関連報道によると、4月21日(火)に、Blockchain.comが自社のセルフカストディ(自己保管)ウォレット内でサステナブル・先物取引機能を導入した。Hyperliquidが技術サポートを提供し、ユーザーはビットコインを担保として190以上の市場でレバレッジ取引を行える。
2026年の初めに、KrakenとCoinbaseはいずれも米国以外のユーザー向けに、株式連動のサステナブル・先物商品を既に提供している。
米国商品先物取引委員会(CFTC)の職員Michael Seligは2026年3月に、CFTCが暗号資産のサステナブル・先物に関する規制枠組みを積極的に策定していると述べた。
Krakenの親会社Paywardは先週、米国で規制を受けるデリバティブ取引プラットフォームBitnomialの買収に関する合意に達したと発表した。

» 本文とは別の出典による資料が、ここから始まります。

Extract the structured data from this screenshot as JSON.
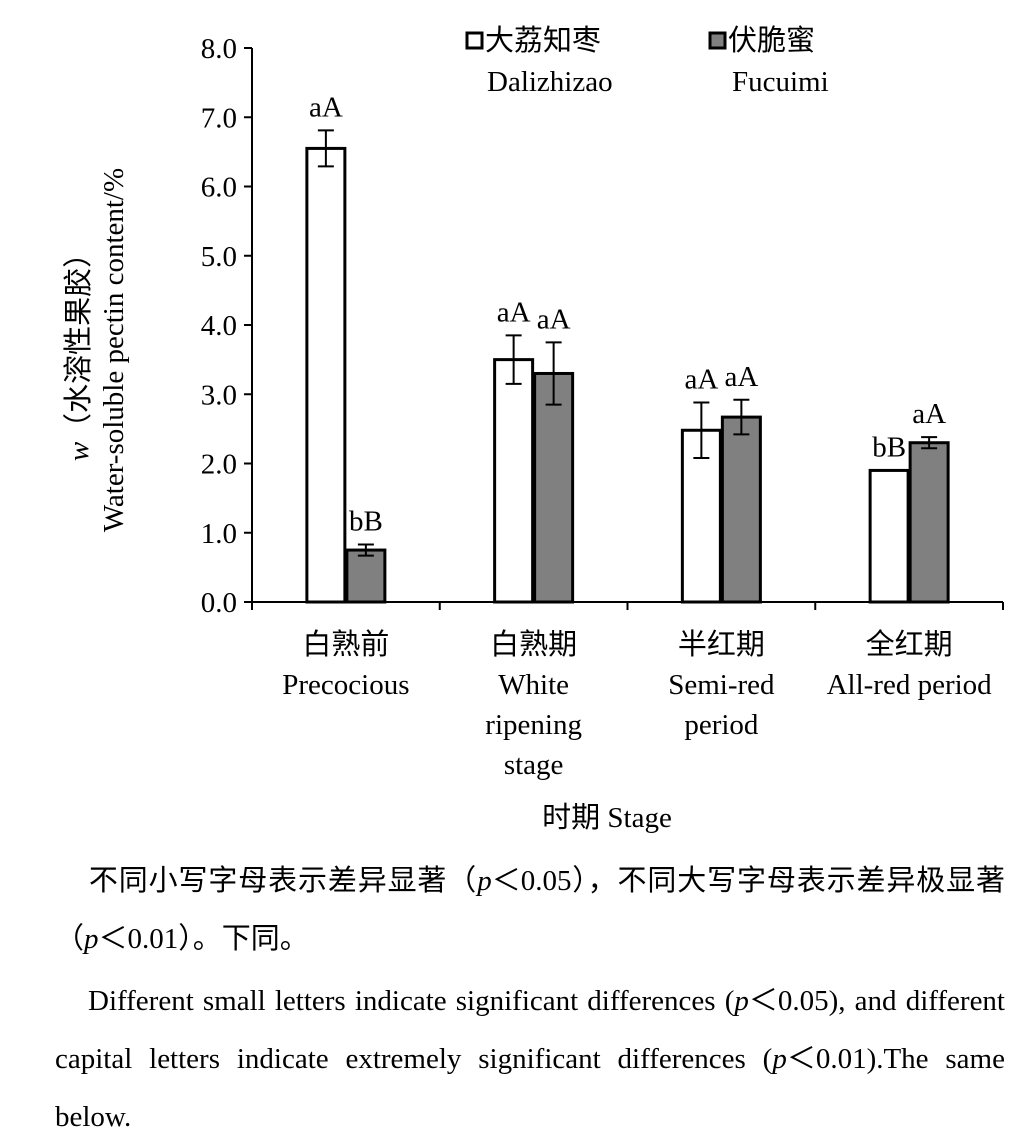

タイ国SECの4月23日の公表によると、改正の主な内容は、ライセンスを持つデジタル資産事業者が既存の枠組みの中で直接デリバティブブランド照会(ライセンス)を申請できること(新たな実体設立要件の免除)、利益相反管理要件の追加、ならびにデリバティブ取引所および清算機関の財務基準を国際基準に合わせること、である。
タイ国SECの4月23日の公表によると、業界および一般の人々は当該提案について意見を提出でき、締切は2026年5月20日。
関連報道によると、Krakenの親会社Paywardが先週、米国で規制を受けるデリバティブ取引プラットフォームBitnomialの買収を発表した。この件は、Krakenが米国のデリバティブ市場に参入する準備を整えることを目的としている。